Author: Louise Merrington, ANU
US Secretary of Defense Leon Panetta’s visit to India in June highlighted both India’s increasing importance as a regional balance in the US ‘pivot’ to the Asia Pacific and the extent to which the US–Pakistan relationship has deteriorated in recent months.
Although the US–India relationship reached a high note with the 2008 civilian nuclear deal, several sticking points remain. First, India’s nuclear liability law, designed to guard against a repeat of the Bhopal disaster, made the manufacturers of nuclear reactors liable for accidents caused by faulty equipment. This had a significant chilling effect on investment in India by US nuclear corporations such as General Electric and Westinghouse. The US government was concerned that, after all the hard work of gaining an exemption for India in the Nuclear Suppliers Group, US companies may not benefit from the Indian nuclear market. Second, the US insisted that India sign the Communication Interoperability and Security Memorandum of Agreement (CISMOA) and the Logistics Support Agreement before it would agree to sell India sophisticated military technology, such as various secure systems on the C-130J and C-17 Globemaster III transport aircrafts. These agreements would have improved systems interoperability and logistical support between the two countries’ militaries, but India was reluctant to sign them, fearing it would become too closely tied to the US.
But there has been some progress on nuclear issues recently, though the legal problems still have not been fully resolved. During his visit, Panetta also rolled back the US insistence on CISMOA. This signals a thawing in the relationship and, in light of its strategic repositioning to Asia, shows that the US increasingly recognises the need for Indian support in Asian multilateralism as a balance against China. Panetta’s description of India as the ‘linchpin’ of Washington’s Asia Pacific ‘rebalancing’ only emphasises this.
This was reaffirmed in the recent US–India Strategic Dialogue in Washington, which came shortly after Panetta’s visit to New Delhi. The two countries agreed to increase cooperation in Asia Pacific and Indian Ocean multilateral organisations, such as the ASEAN Defence Ministers’ Meeting, the East Asia Summit and the Indian Ocean Rim Association for Regional Cooperation (IOR-ARC). The US is particularly interested in becoming a dialogue partner in IOR-ARC, which India has said it will support. This is significant given China’s increasing interests in the region, including investment in various port facilities around the Indian Ocean rim.

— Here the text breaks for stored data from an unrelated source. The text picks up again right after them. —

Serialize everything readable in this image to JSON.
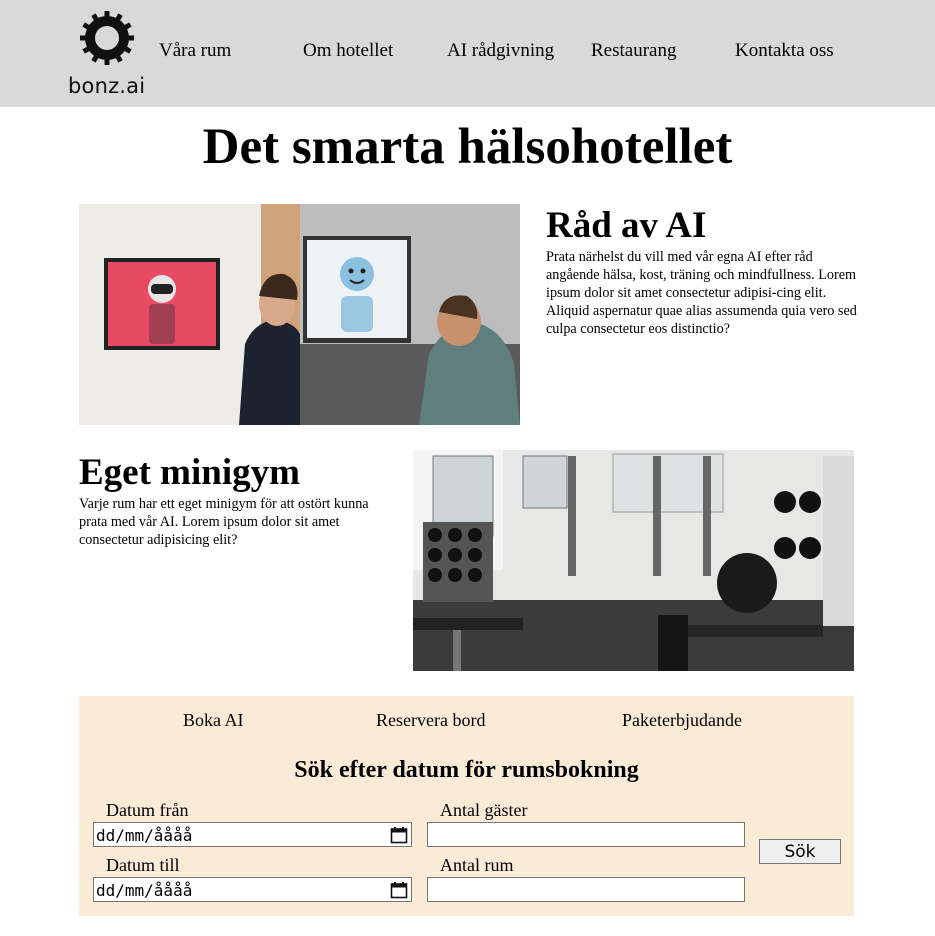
{
  "header": {
    "logo_text": "bonz.ai",
    "nav": [
      "Våra rum",
      "Om hotellet",
      "AI rådgivning",
      "Restaurang",
      "Kontakta oss"
    ]
  },
  "page_title": "Det smarta hälsohotellet",
  "ai_section": {
    "heading": "Råd av AI",
    "text": "Prata närhelst du vill med vår egna AI efter råd angående hälsa, kost, träning och mindfullness. Lorem ipsum dolor sit amet consectetur adipisi-cing elit. Aliquid aspernatur quae alias assumenda quia vero sed culpa consectetur eos distinctio?"
  },
  "gym_section": {
    "heading": "Eget minigym",
    "text": "Varje rum har ett eget minigym för att ostört kunna prata med vår AI. Lorem ipsum dolor sit amet consectetur adipisicing elit?"
  },
  "booking": {
    "links": [
      "Boka AI",
      "Reservera bord",
      "Paketerbjudande"
    ],
    "title": "Sök efter datum för rumsbokning",
    "date_from_label": "Datum från",
    "date_to_label": "Datum till",
    "guests_label": "Antal gäster",
    "rooms_label": "Antal rum",
    "date_placeholder": "dd/mm/åååå",
    "guests_value": "",
    "rooms_value": "",
    "search_label": "Sök"
  },
  "colors": {
    "header_bg": "#d9d9d9",
    "booking_bg": "#faebd7"
  }
}
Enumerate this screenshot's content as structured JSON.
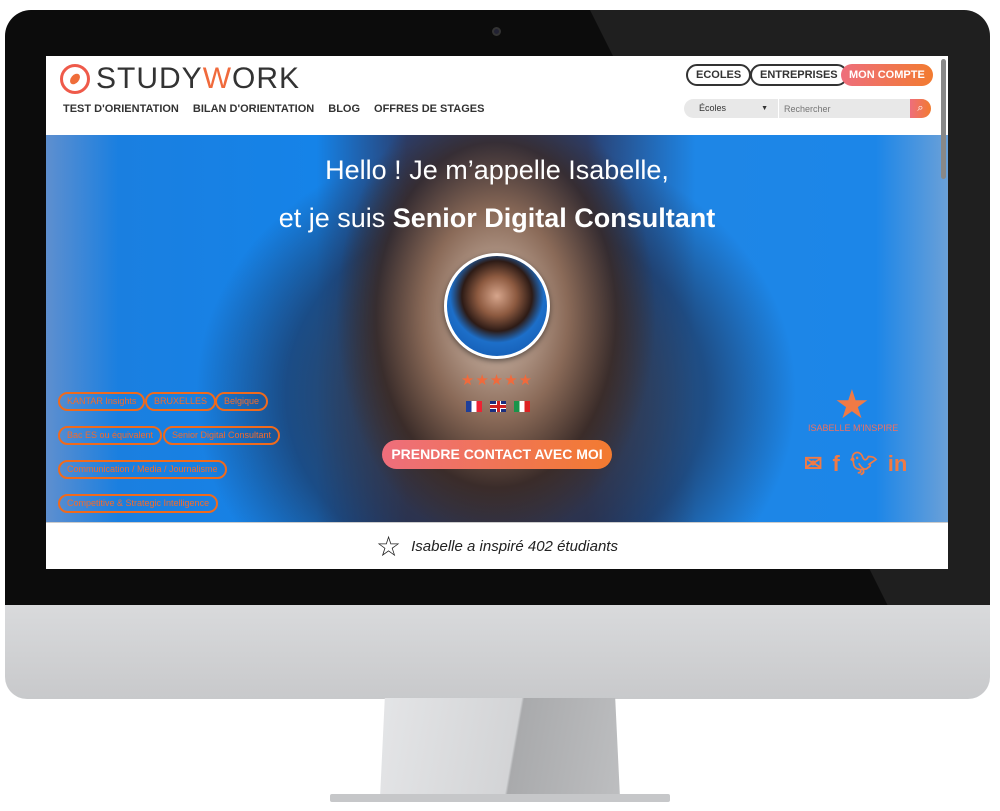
{
  "device": {
    "apple_logo": ""
  },
  "header": {
    "logo": {
      "part1": "STUDY",
      "part2": "W",
      "part3": "ORK"
    },
    "nav": [
      "TEST D'ORIENTATION",
      "BILAN D'ORIENTATION",
      "BLOG",
      "OFFRES DE STAGES"
    ],
    "buttons": {
      "ecoles": "ECOLES",
      "entreprises": "ENTREPRISES",
      "compte": "MON COMPTE"
    },
    "search": {
      "category": "Écoles",
      "placeholder": "Rechercher"
    }
  },
  "hero": {
    "line1": "Hello ! Je m’appelle Isabelle,",
    "line2_prefix": "et je suis ",
    "line2_bold": "Senior Digital Consultant",
    "rating_stars": "★★★★★",
    "rating": 5,
    "languages": [
      "fr",
      "gb",
      "it"
    ],
    "cta": "PRENDRE CONTACT AVEC MOI",
    "tags": [
      "KANTAR Insights",
      "BRUXELLES",
      "Belgique",
      "Bac ES ou équivalent",
      "Senior Digital Consultant",
      "Communication / Media / Journalisme",
      "Competitive & Strategic Intelligence"
    ],
    "inspire_label": "ISABELLE M'INSPIRE",
    "social": [
      "email-icon",
      "facebook-icon",
      "twitter-icon",
      "linkedin-icon"
    ]
  },
  "footer_bar": {
    "text": "Isabelle a inspiré 402 étudiants"
  },
  "colors": {
    "accent": "#f06a3c",
    "accent_gradient_start": "#ee6e7c",
    "accent_gradient_end": "#f27b30"
  }
}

IOR-ARC currently comprises only Indian Ocean littoral states, but China is a dialogue partner. Given the vital sea lines of communication that flow across the Indian Ocean, particularly from the Persian Gulf, many nations — including the US — have strong interests in keeping this region secure.
In addition to wooing India as an important piece of the Asia Pacific puzzle, the US has also made it clear that it would like to see greater Indian involvement in Afghanistan after the 2014 drawdown. This is in contrast to its previous position — before the US’s relationship with Pakistan deteriorated following the killing of Osama bin Laden — which saw the US express reluctance about too great an Indian presence in Afghanistan for fear it could upset the strategic balance in South Asia. India has made no secret that its strategy in Afghanistan is aimed at preventing Pakistan from gaining ‘strategic depth’. But the US now seems less concerned about the potential for this to intensify India–Pakistan tensions than it is about the overall future of Afghanistan.
The US’s push for India to play a greater role in Afghanistan after 2014 indicates its concerns about the potential powers stepping in to fill the vacuum. Iran, Saudi Arabia, Russia and China are particularly worrisome for Washington. Indeed, the Chinese- and Russian-led Shanghai Cooperation Organisation has already indicated it will seek greater economic engagement in Afghanistan after the US withdrawal, and has not ruled out also deepening strategic and military connections.
The US and India’s willingness to discuss serious strategic issues beyond issues within South Asia — including the evolving Asia Pacific security and economic architecture — shows a gradual maturing of the relationship. Serious complicating factors naturally remain, including both the Indian and US relationships with China and, to a lesser extent, with Pakistan, as well as matters of both strategic will and capability. The extent of India’s willingness to become intimately involved in Asia Pacific politics remains uncertain; it will face difficulties in updating its non-alignment strategy for the 21st century. But with the US increasingly hedging its bets in Asia and India striving for greater influence, it is likely that the India–US relationship will only continue to grow stronger.
Louise Merrington recently completed her PhD on India–China relations at the Australian National University.